CP/M Translation Compatibility

For DOS to succeed, it would need useful applications (like word processing) to be written for it. I was concerned that SCP might have trouble persuading authors of application software to put in the effort to create a DOS version of their programs. Few people had bought SCP’s 16-bit computer, so the installed base was small. Without the applications, there wouldn’t be many users, and without the users, there wouldn’t be many applications.

My hope was that by making it as easy as possible to port existing 8-bit applications to our 16-bit computer, we would get more programmers to take the plunge. And it seemed to me that CP/M translation compatibility was what would make the job as easy as possible. Intel had defined rules for translating 8-bit programs into 16-bit programs; CP/M translation compatibility means that when a program’s request to CP/M went through the translation, it would become an equivalent request to DOS. My first blog entry explains this in more detail.

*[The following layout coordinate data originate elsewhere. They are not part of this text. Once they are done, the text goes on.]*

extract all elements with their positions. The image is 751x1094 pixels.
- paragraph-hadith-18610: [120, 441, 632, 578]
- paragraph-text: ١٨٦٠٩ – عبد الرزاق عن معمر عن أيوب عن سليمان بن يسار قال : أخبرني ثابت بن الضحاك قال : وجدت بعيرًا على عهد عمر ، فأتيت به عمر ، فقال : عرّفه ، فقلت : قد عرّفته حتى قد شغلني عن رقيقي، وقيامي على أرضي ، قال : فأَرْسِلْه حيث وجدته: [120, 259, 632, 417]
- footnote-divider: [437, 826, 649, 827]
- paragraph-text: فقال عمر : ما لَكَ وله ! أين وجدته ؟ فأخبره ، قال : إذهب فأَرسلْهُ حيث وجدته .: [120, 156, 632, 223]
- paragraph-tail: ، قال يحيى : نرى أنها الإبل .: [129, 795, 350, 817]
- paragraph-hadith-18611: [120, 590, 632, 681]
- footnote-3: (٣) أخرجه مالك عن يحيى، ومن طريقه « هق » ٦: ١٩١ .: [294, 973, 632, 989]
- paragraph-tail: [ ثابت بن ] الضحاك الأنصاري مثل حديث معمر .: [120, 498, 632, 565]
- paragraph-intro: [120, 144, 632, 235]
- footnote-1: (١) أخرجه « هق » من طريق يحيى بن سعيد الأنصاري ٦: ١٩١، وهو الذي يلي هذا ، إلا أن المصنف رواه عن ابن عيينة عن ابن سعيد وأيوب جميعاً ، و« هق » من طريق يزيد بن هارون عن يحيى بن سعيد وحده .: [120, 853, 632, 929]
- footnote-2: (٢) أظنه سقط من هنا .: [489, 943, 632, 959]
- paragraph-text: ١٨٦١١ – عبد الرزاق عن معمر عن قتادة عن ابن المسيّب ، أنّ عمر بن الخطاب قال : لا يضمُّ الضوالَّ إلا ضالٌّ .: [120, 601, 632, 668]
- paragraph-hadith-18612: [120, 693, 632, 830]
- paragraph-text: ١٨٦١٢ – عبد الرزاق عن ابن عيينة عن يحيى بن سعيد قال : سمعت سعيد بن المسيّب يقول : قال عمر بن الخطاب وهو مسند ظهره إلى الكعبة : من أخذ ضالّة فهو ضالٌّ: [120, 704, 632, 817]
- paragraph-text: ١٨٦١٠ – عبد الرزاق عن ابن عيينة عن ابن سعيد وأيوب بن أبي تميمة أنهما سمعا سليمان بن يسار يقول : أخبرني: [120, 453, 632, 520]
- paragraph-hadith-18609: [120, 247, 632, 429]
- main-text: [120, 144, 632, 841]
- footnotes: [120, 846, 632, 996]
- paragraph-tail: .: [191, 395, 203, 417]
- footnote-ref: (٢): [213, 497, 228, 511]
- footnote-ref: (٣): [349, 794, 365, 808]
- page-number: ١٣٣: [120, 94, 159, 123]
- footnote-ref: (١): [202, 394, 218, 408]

So I made CP/M translation compatibility a fundamental design goal. This required me to create a very specific Application Program Interface that implemented the translation compatibility. I did not consider this the primary API – there was, in fact, another API more suited to the 16-bit world and that had more capabilities. Both APIs used CP/M-defined constructs (such as the “File Control Block”); the compatibility API had to, and I didn’t see a reason to define something different for the primary API.

I myself took advantage of translation compatibility. The development tools I had written, such as the assembler, were originally 8-bit programs that ran under CP/M (CDOS). I put them through the translator and came up with 16-bit programs that ran under DOS. These translated tools were included with DOS when shipped by SCP. But I don’t think anyone else ever took advantage of this process.